Justiça do Piauí planeja mutirão para agilizar julgamentos de crimes contra a vida

Iniciativa reúne Ministério Público, Tribunal de Justiça, Corregedoria e Defensoria Pública para organizar sessões concentradas do Tribunal do Júri

As instituições do sistema de justiça do Piauí estão se organizando para realizar um mutirão de julgamentos pelo Tribunal do Júri. O objetivo da medida é conferir maior rapidez à tramitação de processos de crimes dolosos contra a vida, que são de competência do júri popular. A data para o início do mutirão ainda não foi definida pelas instituições.

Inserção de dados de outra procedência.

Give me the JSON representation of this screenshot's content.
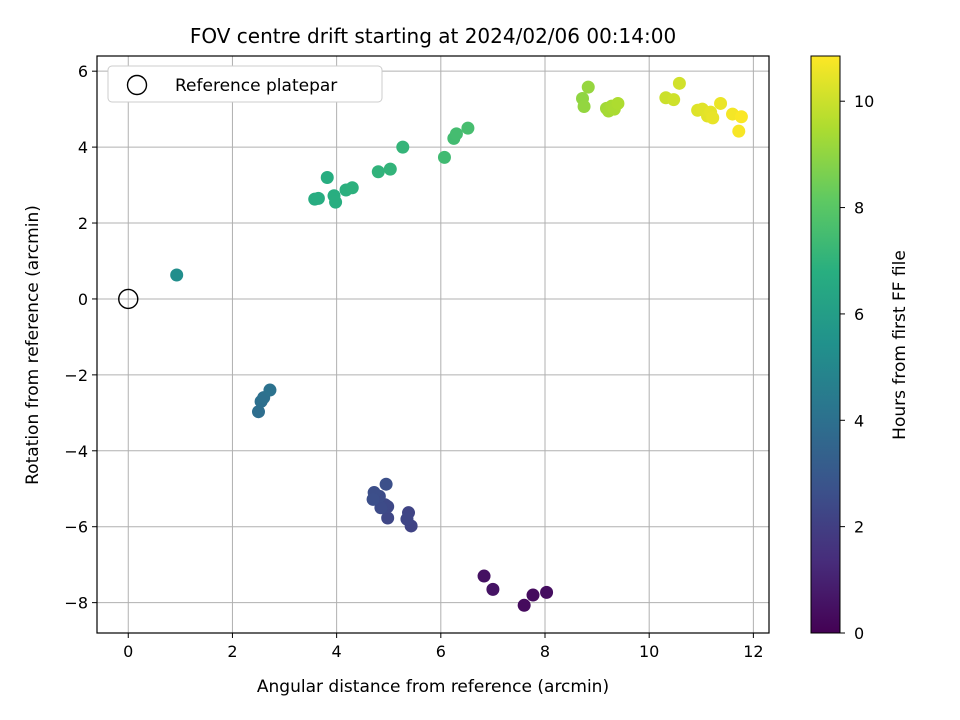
{
  "chart_data": {
    "type": "scatter",
    "title": "FOV centre drift starting at 2024/02/06 00:14:00",
    "xlabel": "Angular distance from reference (arcmin)",
    "ylabel": "Rotation from reference (arcmin)",
    "xlim": [
      -0.6,
      12.3
    ],
    "ylim": [
      -8.8,
      6.4
    ],
    "xticks": [
      0,
      2,
      4,
      6,
      8,
      10,
      12
    ],
    "yticks": [
      -8,
      -6,
      -4,
      -2,
      0,
      2,
      4,
      6
    ],
    "grid": true,
    "legend": {
      "placement": "top-left",
      "entries": [
        "Reference platepar"
      ]
    },
    "reference_point": {
      "x": 0,
      "y": 0,
      "label": "Reference platepar"
    },
    "colorbar": {
      "label": "Hours from first FF file",
      "colormap": "viridis",
      "range": [
        0,
        10.85
      ],
      "ticks": [
        0,
        2,
        4,
        6,
        8,
        10
      ]
    },
    "points": [
      {
        "x": 7.6,
        "y": -8.07,
        "t": 0.3
      },
      {
        "x": 7.77,
        "y": -7.8,
        "t": 0.35
      },
      {
        "x": 8.03,
        "y": -7.73,
        "t": 0.4
      },
      {
        "x": 6.83,
        "y": -7.3,
        "t": 0.5
      },
      {
        "x": 7.0,
        "y": -7.65,
        "t": 0.55
      },
      {
        "x": 5.43,
        "y": -5.98,
        "t": 2.15
      },
      {
        "x": 5.38,
        "y": -5.63,
        "t": 2.2
      },
      {
        "x": 5.35,
        "y": -5.8,
        "t": 2.25
      },
      {
        "x": 4.98,
        "y": -5.77,
        "t": 2.3
      },
      {
        "x": 4.98,
        "y": -5.47,
        "t": 2.35
      },
      {
        "x": 4.93,
        "y": -5.42,
        "t": 2.4
      },
      {
        "x": 4.85,
        "y": -5.5,
        "t": 2.45
      },
      {
        "x": 4.82,
        "y": -5.2,
        "t": 2.5
      },
      {
        "x": 4.72,
        "y": -5.1,
        "t": 2.55
      },
      {
        "x": 4.7,
        "y": -5.28,
        "t": 2.6
      },
      {
        "x": 4.95,
        "y": -4.88,
        "t": 2.65
      },
      {
        "x": 2.5,
        "y": -2.97,
        "t": 3.9
      },
      {
        "x": 2.55,
        "y": -2.7,
        "t": 3.95
      },
      {
        "x": 2.6,
        "y": -2.6,
        "t": 4.0
      },
      {
        "x": 2.72,
        "y": -2.4,
        "t": 4.05
      },
      {
        "x": 0.93,
        "y": 0.63,
        "t": 5.3
      },
      {
        "x": 3.58,
        "y": 2.63,
        "t": 6.7
      },
      {
        "x": 3.65,
        "y": 2.65,
        "t": 6.72
      },
      {
        "x": 3.82,
        "y": 3.2,
        "t": 6.75
      },
      {
        "x": 3.95,
        "y": 2.72,
        "t": 6.78
      },
      {
        "x": 3.98,
        "y": 2.55,
        "t": 6.8
      },
      {
        "x": 4.18,
        "y": 2.87,
        "t": 6.85
      },
      {
        "x": 4.3,
        "y": 2.93,
        "t": 6.9
      },
      {
        "x": 4.8,
        "y": 3.35,
        "t": 7.0
      },
      {
        "x": 5.03,
        "y": 3.42,
        "t": 7.05
      },
      {
        "x": 5.27,
        "y": 4.0,
        "t": 7.1
      },
      {
        "x": 6.07,
        "y": 3.73,
        "t": 7.4
      },
      {
        "x": 6.25,
        "y": 4.23,
        "t": 7.45
      },
      {
        "x": 6.3,
        "y": 4.35,
        "t": 7.5
      },
      {
        "x": 6.52,
        "y": 4.5,
        "t": 7.55
      },
      {
        "x": 8.72,
        "y": 5.28,
        "t": 9.0
      },
      {
        "x": 8.75,
        "y": 5.07,
        "t": 9.05
      },
      {
        "x": 8.83,
        "y": 5.58,
        "t": 9.1
      },
      {
        "x": 9.18,
        "y": 5.02,
        "t": 9.3
      },
      {
        "x": 9.22,
        "y": 4.95,
        "t": 9.35
      },
      {
        "x": 9.28,
        "y": 5.08,
        "t": 9.4
      },
      {
        "x": 9.33,
        "y": 5.0,
        "t": 9.45
      },
      {
        "x": 9.4,
        "y": 5.15,
        "t": 9.5
      },
      {
        "x": 10.32,
        "y": 5.3,
        "t": 10.0
      },
      {
        "x": 10.47,
        "y": 5.25,
        "t": 10.05
      },
      {
        "x": 10.58,
        "y": 5.68,
        "t": 10.1
      },
      {
        "x": 10.93,
        "y": 4.97,
        "t": 10.3
      },
      {
        "x": 11.02,
        "y": 5.0,
        "t": 10.35
      },
      {
        "x": 11.12,
        "y": 4.82,
        "t": 10.4
      },
      {
        "x": 11.18,
        "y": 4.92,
        "t": 10.45
      },
      {
        "x": 11.22,
        "y": 4.77,
        "t": 10.5
      },
      {
        "x": 11.37,
        "y": 5.15,
        "t": 10.55
      },
      {
        "x": 11.6,
        "y": 4.87,
        "t": 10.7
      },
      {
        "x": 11.72,
        "y": 4.42,
        "t": 10.75
      },
      {
        "x": 11.77,
        "y": 4.8,
        "t": 10.8
      }
    ]
  }
}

O anúncio foi feito após uma reunião de alinhamento realizada  na semana passada com representantes de quatro órgãos essenciais para a realização da iniciativa: o Ministério Público do Estado do Piauí (MPPI), o próprio TJ-PI, a Corregedoria-Geral de Justiça do estado e a Defensoria Pública do Estado do Piauí (DPE-PI).

A promotora Everângela Barros destacou a importância da ação. "Os crimes dolosos contra a vida são uma matéria extremamente sensível para o Ministério Público. Por isso, esperamos que este mutirão seja exitoso, assegurando respostas efetivas à sociedade, fortalecendo o combate à criminalidade e reafirmando o compromisso com a Justiça. De nossa parte, todos os esforços serão envidados para tal fim", afirmou.

Mutirões judiciais são estratégias adotadas por tribunais de todo o país para reduzir o acúmulo de processos em determinadas varas ou áreas do direito. No caso do Tribunal do Júri, que é responsável por julgar crimes como homicídio e tentativa de homicídio, essas iniciativas buscam desafogar a pauta e oferecer uma resolução mais rápida para casos que, muitas vezes, aguardam julgamento por anos, impactando famílias e a própria credibilidade da justiça. 

Iniciativas busca oferecer uma resolução mais rápida para casos que, muitas vezes, aguardam julgamento por anos

Pelo Ministério Público, participou a promotora de Justiça Everângela Barros, secretária-geral do Gabinete da Procuradora-Geral de Justiça, que representou a procuradora-geral Cláudia Seabra. O Tribunal de Justiça foi representado pelo seu presidente, desembargador Aderson Nogueira, e pelo corregedor-geral de Justiça, Erivan Lopes. O juiz auxiliar da Corregedoria-Geral, Ulysses Gonçalves, e o defensor público Gerson Henrique, diretor das Defensorias Criminais, completaram o grupo de trabalho.